Der Olea Europaea, so sein botanischer Name, gedeiht im mediterranen Klima Mallorcas gut. Er ist sehr genügsam und widerstandsfähig. Hitze und Dürre hält er ebenso aus wie heftige Niederschläge und er schafft es, auf steinigem Boden zu wachsen. Schon eine Erdschicht von einem halben Meter über Felsen reiche ihm zum leben aus, erklärt Marga Morey von der Agrarkooperative Sóller. "Seine kräftigen Wurzeln verzweigen sich mit den Jahren weit, um Nährstoffe aus dem kargen Boden zu ziehen. Bewässert werden die Olivenbäume in der Tramuntana traditionell nicht. Sie wurden oberhalb der Grenze gepflanzt, bis zu der Quellen in der Erde vorkommen."
Mit den bizarren Formen, die der Olivenbaum mit der Zeit annimmt, sichert er sich also seine lange Lebensdauer. Dabei gehört er zu den langlebigsten Bäumen überhaupt und selbst im Uralter von mehreren 100 Jahren trägt er noch Früchte.

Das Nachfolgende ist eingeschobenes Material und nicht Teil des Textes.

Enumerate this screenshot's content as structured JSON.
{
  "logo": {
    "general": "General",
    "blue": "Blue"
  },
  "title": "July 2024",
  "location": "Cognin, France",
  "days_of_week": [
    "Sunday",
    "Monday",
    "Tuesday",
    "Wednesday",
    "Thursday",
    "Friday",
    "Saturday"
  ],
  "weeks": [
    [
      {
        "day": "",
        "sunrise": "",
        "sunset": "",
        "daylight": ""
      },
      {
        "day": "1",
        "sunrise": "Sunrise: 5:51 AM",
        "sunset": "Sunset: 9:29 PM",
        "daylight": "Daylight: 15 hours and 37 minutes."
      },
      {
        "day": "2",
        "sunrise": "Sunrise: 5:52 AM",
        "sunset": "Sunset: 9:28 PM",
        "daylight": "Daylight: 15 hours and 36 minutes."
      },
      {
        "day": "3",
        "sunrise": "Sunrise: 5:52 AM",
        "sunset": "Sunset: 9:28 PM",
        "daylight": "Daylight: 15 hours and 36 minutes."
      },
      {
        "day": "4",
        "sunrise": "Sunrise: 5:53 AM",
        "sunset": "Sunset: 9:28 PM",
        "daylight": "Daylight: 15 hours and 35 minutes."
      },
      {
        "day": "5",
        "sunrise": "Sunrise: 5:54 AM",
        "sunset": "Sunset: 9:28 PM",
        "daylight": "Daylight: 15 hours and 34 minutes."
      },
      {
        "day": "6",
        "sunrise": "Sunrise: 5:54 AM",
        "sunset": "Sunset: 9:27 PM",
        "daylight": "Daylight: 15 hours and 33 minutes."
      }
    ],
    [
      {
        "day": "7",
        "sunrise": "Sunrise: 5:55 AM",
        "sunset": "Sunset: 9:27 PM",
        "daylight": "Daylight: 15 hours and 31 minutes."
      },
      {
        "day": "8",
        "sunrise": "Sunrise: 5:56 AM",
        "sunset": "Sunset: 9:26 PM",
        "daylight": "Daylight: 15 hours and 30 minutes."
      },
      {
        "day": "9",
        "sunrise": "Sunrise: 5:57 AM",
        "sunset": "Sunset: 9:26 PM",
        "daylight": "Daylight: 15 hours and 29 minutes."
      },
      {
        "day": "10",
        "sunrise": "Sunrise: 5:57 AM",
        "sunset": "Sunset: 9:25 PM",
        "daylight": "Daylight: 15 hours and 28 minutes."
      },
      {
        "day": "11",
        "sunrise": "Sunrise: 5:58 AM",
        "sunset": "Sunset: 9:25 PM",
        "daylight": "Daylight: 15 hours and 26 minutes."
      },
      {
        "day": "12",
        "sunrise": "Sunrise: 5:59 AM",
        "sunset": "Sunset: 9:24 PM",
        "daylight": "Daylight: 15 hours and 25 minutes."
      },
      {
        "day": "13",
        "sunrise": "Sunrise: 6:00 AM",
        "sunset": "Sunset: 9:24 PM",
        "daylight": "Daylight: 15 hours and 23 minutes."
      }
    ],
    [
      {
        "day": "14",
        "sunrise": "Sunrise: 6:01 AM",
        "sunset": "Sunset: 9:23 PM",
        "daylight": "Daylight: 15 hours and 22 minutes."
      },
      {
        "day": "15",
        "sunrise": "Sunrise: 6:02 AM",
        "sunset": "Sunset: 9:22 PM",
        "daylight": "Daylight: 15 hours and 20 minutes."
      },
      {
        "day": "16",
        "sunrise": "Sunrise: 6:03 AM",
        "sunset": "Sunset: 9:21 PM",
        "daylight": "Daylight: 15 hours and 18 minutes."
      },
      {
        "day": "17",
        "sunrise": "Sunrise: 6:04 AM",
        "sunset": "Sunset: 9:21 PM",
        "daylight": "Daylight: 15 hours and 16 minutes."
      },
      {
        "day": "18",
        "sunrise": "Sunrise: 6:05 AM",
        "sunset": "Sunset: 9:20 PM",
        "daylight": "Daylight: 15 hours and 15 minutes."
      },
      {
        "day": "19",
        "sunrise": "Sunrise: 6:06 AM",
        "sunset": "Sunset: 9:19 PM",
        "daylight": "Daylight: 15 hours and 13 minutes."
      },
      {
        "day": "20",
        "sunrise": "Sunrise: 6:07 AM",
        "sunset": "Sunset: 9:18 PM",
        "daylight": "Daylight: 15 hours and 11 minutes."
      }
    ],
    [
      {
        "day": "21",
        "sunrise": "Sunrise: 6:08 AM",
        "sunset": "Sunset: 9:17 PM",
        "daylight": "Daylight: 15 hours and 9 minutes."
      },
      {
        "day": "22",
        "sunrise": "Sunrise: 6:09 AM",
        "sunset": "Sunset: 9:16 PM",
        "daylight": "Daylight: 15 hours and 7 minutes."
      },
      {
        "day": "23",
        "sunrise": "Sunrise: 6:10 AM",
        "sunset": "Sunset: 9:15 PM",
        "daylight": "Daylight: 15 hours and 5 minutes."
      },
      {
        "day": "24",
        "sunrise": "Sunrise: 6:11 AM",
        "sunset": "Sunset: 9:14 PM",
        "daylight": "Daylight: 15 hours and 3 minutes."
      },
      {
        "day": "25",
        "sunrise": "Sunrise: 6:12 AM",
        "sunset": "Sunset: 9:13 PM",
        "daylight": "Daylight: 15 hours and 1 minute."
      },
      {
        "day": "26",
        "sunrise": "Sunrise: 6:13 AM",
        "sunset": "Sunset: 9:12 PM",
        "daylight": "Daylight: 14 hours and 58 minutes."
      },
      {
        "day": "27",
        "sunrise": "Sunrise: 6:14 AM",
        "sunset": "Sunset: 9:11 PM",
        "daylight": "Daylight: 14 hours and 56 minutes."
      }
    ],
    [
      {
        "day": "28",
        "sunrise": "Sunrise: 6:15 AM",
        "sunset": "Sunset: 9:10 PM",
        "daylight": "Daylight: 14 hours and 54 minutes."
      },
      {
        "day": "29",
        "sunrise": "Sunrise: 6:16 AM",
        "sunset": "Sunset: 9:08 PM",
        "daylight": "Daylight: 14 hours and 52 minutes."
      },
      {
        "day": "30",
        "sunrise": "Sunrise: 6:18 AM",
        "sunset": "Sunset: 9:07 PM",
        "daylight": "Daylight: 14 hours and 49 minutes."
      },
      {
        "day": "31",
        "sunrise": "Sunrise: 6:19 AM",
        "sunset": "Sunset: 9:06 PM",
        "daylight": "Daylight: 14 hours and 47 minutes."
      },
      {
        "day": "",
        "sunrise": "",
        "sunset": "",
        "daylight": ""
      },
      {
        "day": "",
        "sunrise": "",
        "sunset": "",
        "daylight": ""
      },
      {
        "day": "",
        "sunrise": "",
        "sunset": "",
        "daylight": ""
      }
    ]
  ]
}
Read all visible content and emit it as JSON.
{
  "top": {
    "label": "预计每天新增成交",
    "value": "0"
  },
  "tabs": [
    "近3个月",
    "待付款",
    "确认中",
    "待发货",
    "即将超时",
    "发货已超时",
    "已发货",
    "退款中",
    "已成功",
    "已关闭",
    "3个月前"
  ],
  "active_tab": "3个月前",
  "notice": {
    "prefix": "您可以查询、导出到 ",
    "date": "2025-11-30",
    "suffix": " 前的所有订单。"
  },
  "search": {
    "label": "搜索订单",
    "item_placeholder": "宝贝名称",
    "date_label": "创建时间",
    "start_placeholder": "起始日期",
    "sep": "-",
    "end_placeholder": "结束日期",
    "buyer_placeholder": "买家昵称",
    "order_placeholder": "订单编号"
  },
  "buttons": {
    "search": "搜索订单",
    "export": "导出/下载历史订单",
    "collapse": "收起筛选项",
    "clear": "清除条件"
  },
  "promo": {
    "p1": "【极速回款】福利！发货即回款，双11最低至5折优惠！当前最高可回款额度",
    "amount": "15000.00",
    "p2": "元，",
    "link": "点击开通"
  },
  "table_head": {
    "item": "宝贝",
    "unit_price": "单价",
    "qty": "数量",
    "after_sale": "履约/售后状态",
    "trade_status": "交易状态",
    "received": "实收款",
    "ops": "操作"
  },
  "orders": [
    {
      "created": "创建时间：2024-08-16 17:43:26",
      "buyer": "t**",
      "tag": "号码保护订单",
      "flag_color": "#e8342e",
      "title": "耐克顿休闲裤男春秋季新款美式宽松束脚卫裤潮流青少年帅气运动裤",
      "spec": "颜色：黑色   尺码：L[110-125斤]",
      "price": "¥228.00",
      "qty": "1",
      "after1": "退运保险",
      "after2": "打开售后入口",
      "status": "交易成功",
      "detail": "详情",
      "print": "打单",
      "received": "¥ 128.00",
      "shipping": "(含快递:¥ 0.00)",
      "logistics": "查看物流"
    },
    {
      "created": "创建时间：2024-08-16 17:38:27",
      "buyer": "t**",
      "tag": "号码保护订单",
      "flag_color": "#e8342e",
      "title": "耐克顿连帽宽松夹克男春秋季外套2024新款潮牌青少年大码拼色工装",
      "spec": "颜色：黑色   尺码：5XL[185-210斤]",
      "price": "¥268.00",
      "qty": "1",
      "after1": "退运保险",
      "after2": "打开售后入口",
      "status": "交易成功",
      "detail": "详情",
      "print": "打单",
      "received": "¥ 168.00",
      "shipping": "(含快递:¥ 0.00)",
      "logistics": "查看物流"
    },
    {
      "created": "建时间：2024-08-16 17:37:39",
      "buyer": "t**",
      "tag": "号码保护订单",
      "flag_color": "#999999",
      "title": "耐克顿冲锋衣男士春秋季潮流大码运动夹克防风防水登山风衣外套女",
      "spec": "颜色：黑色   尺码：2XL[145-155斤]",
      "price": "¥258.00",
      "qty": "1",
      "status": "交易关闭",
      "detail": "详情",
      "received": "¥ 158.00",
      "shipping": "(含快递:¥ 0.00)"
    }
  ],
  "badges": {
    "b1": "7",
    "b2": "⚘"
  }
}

Als Unterarten unterscheidet man den wilden Olivenbaum (Olea Europaea Sylvestris) und Kultursorten wie etwa Picual oder Arbequina. Die Wildform habe breitere Blätter und kleinere Früchte und sei zäher als die kultivierten Varianten, sagt Marga Morey. Das gelte besonders für den mallorquinischen Sylvestris. Seine Stärke zeige sich schon darin, dass er oft zwei "Füße" (das heißt zwei Stämme) habe, manchmal auch drei. In der Tramuntana kann man das gut beobachten. Hier werden seit jeher die wilden Olivenbäume mit Zweigen von Kultursorten veredelt, um den Ertrag zu erhöhen, ohne die Robustheit zu verlieren. Dagegen kommen in neueren Plantagen in der Ebene auch Kultursorten in Reinform vor. Diese werden auch bewässert.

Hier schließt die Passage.